Higher capital needs to trim future banking returns

As a result of the stricter and higher equity Tier I capital requirements demanded by the forthcoming BASEL III rules, the Sri Lankan banking sector returns to its shareholders are likely to falter, leaving the investors to contemplate if they should continue to invest in the banking sector, according to a global consultancy firm.
Sri Lankan banks’ return on equity (RoE) is anyway expected to fall due to the declining net interest margins (NIMs) in the low interest rates environment they are operating in.

“This is the most shocking. The RoE has gone down for some banks from 20 percent to 4 or 5 percent,” said Deloitte Touche Tohmatsu Limited India (Deloitte) Manager Padmaja Mishra.
Among the BASEL III adopters, western banks have been hit the hardest in their RoEs with the emerging market banks to a lesser extent (See illustration).
“That is the reason why BASEL III concerns a lot for the CEOs of the banks, because RoEs, the size of the balance sheet and the capital levels have become huge concerns,” Mishra told at a forum organised by SJMS Associates.

Sri Lanka’s banking sector RoEs during the 2Q14 ranged from 0.7 percent by Union Bank of Colombo PLC to 22.1 percent by state-owned People’s Bank.
It was only recently former Commercial Bank PLC Chairman Dinesh Weerakkody echoed the same sentiments, where banks might have to curtail dividend payouts in the future to preserve and build capital buffers.
“This negative effect on RoE and dividend payouts could reduce the investor’s preference to invest in bank equity, compared to other options available in the stock exchange,” he said.

Meanwhile, Deloitte (India) Director Dr.

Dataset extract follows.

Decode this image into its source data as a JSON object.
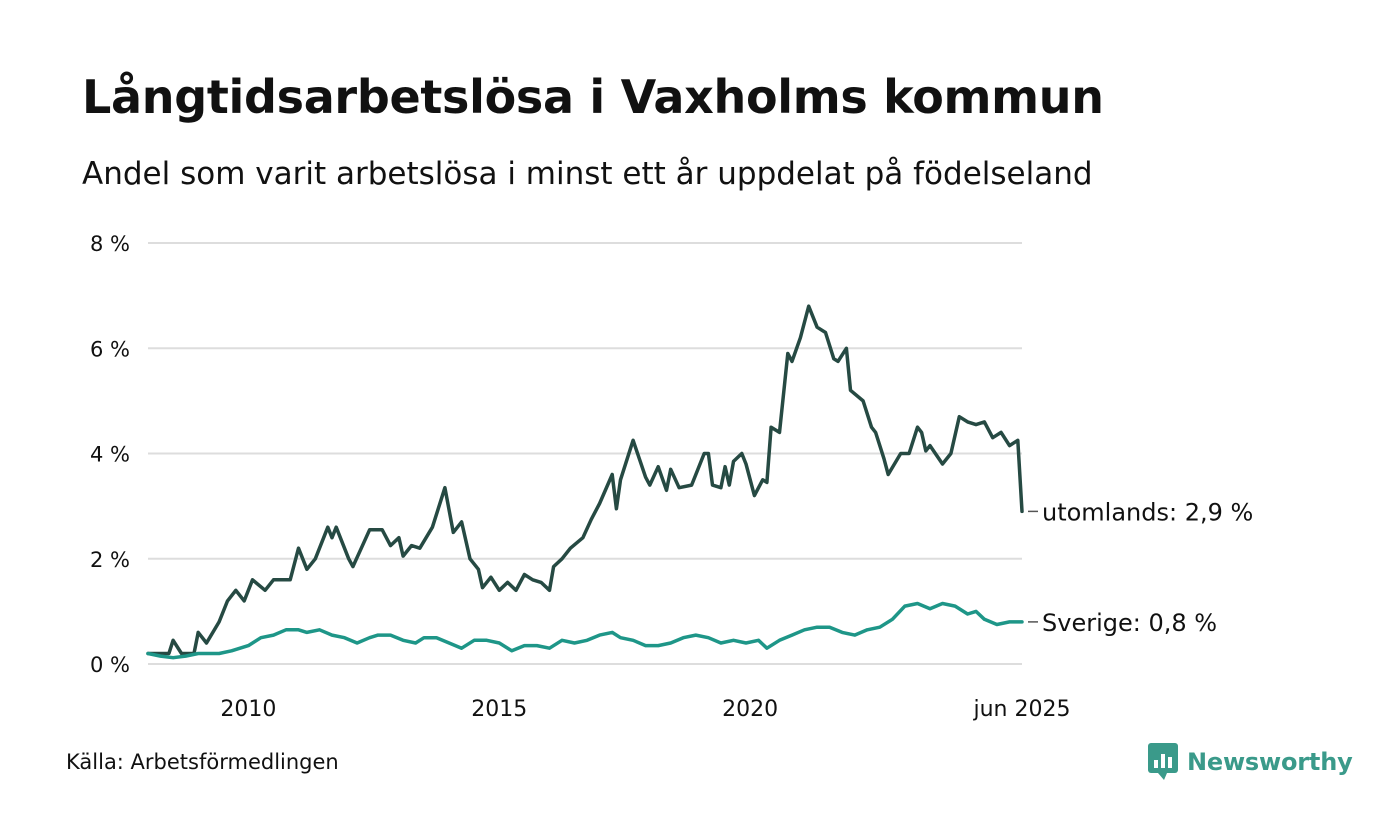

Lakshmi Narasimhan said investors might reconsider continuing their investments in the banking stocks if the ever increasing cost of risk management, governance and compliance fail to transform into higher RoEs.  
“Each one of these is going to result in a cost. This is an unavoidable cost but this is necessary. And we have to see how efficient we are in managing this cost vis-à-vis our competitors.

And finally does it represent value for money? And how does it impact the RoE for the investors ultimately? Ultimately it has to somehow tie back to the RoE.
If every bank is BASEL III compliant but offers only 8 percent return, why would they continue to invest in the banking sector?
If the infrastructure sector or any other sector is offering 15 percent, they will go there. Definitely there has to be some serious questions to be asked about the value for money,” Dr. Narasimhan averred.  

Dr. Narasimhan however said BASEL III is clearly an inconvenience for the banks that have now started to see a growth after the global financial crisis and is a deterrent for performance growth.
“So, in this time of growth, if you are to make additional capital to increase the growth, part of the capital will sit idle. That way, it is an inconvenience,” he said.